Le document qui a été rédigé en collaboration avec Développement Économique Sept-Îles et le Cégep de Sept-Îles, comporte neuf recommandations qui pourrait permettre à la région de Sept-Îles de participer au positionnement du Québec comme étant un leader mondial dans le créneau de l'aluminium.

Selon Chantal Pitt, présidente de Développement Économique Sept-Îles, la région comporte plusieurs atouts stratégiques comme son port, sa main-d'œuvre qualifiée et sa proximité avec les sources d'énergies hydroélectriques pour être un joueur important dans la filière de l'aluminium.

Pour le maire de Sept-Îles, Réjean Porlier, l'une des priorités est de favoriser les projets de transformation.

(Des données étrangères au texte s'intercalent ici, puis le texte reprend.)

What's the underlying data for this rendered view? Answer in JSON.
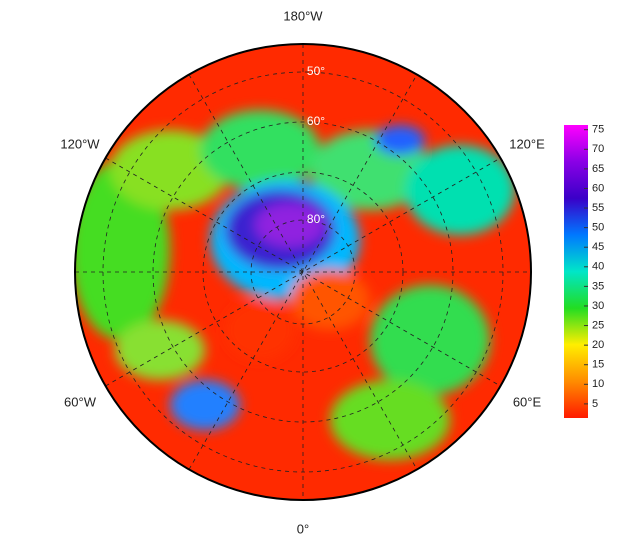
{
  "map": {
    "longitude_labels": [
      "180°W",
      "120°E",
      "60°E",
      "0°",
      "60°W",
      "120°W"
    ],
    "latitude_labels": [
      "50°",
      "60°",
      "80°"
    ],
    "colorbar": {
      "ticks": [
        5,
        10,
        15,
        20,
        25,
        30,
        35,
        40,
        45,
        50,
        55,
        60,
        65,
        70,
        75
      ],
      "range": [
        1.4,
        76.2
      ],
      "colors": [
        "#ff1a00",
        "#ff8c00",
        "#ffee00",
        "#22dd22",
        "#00e6c8",
        "#0078ff",
        "#3a00c8",
        "#8a00e6",
        "#ff00ff"
      ]
    }
  }
}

Selon lui, certaines régions possèdent des incitatifs pour effectuer ce type d'opération. Il affirme: « Absolument rien ne peut justifier que la Côte-Nord continue d’être exclue des programmes avantageux consentis à d’autres régions pour transformer l’aluminium ». Il souhaite donc que toutes les régions du Québec évoluent dans les mêmes conditions et aient les mêmes moyens pour développer leur filière de l'aluminium.

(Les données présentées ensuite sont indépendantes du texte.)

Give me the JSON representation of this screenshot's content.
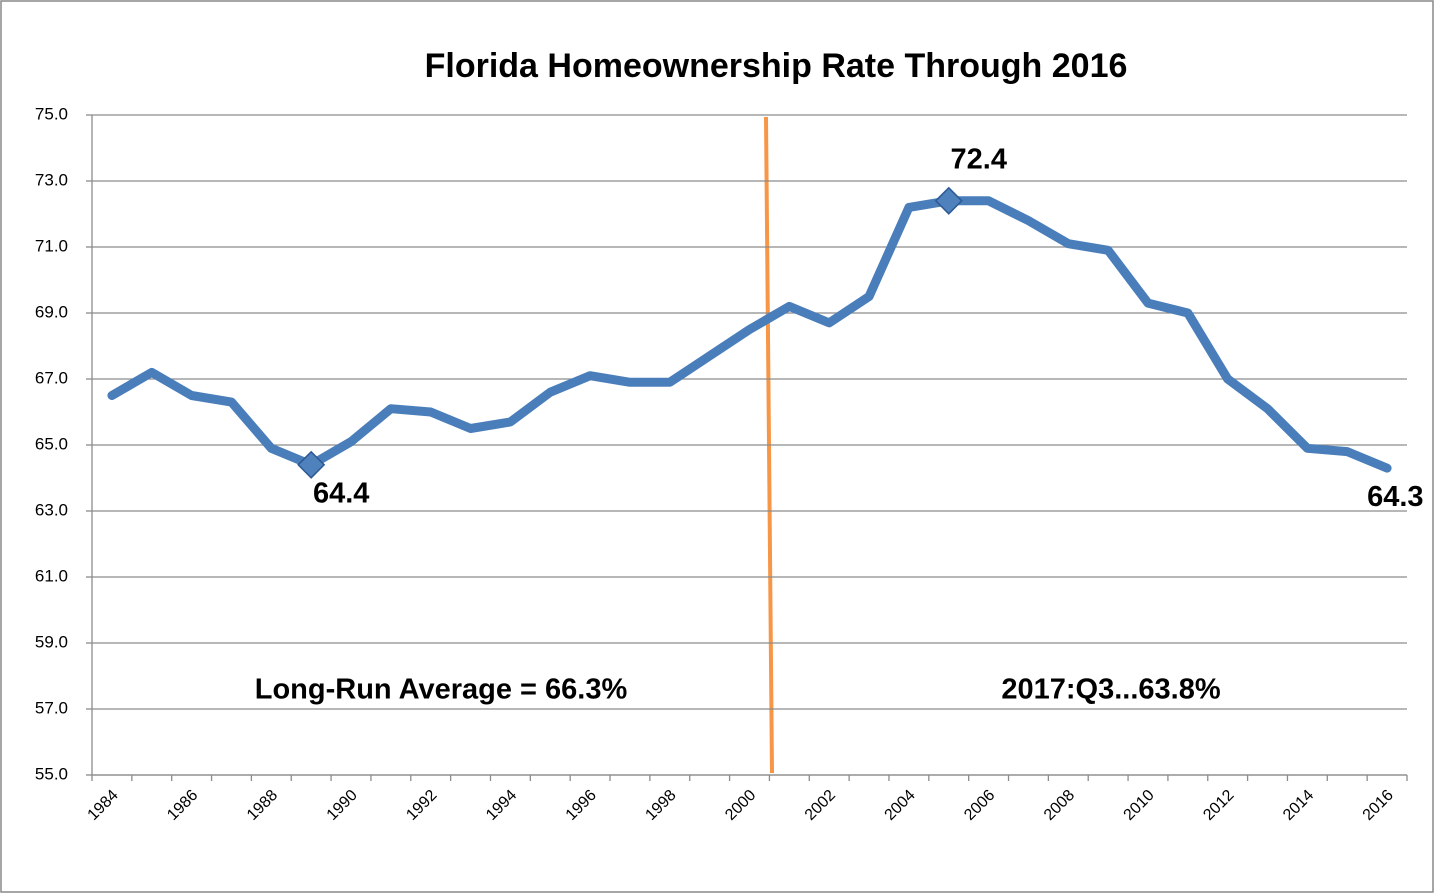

L'industrie de l'aluminium est importante sur la Côte-Nord alors que la région produit près de 35 % de l’aluminium de première fusion. De plus, la Ville de Sept-Îles a sur son territoire l'Aluminerie Alouette qui est la plus grande usine d'aluminium des Amériques.

Parmi les recommandations, il est question de permettre aux institutions scolaires de la région d'offrir les formations nécessaires pour répondre aux besoins en main-d'œuvre spécialisée de l'industrie de l'aluminium.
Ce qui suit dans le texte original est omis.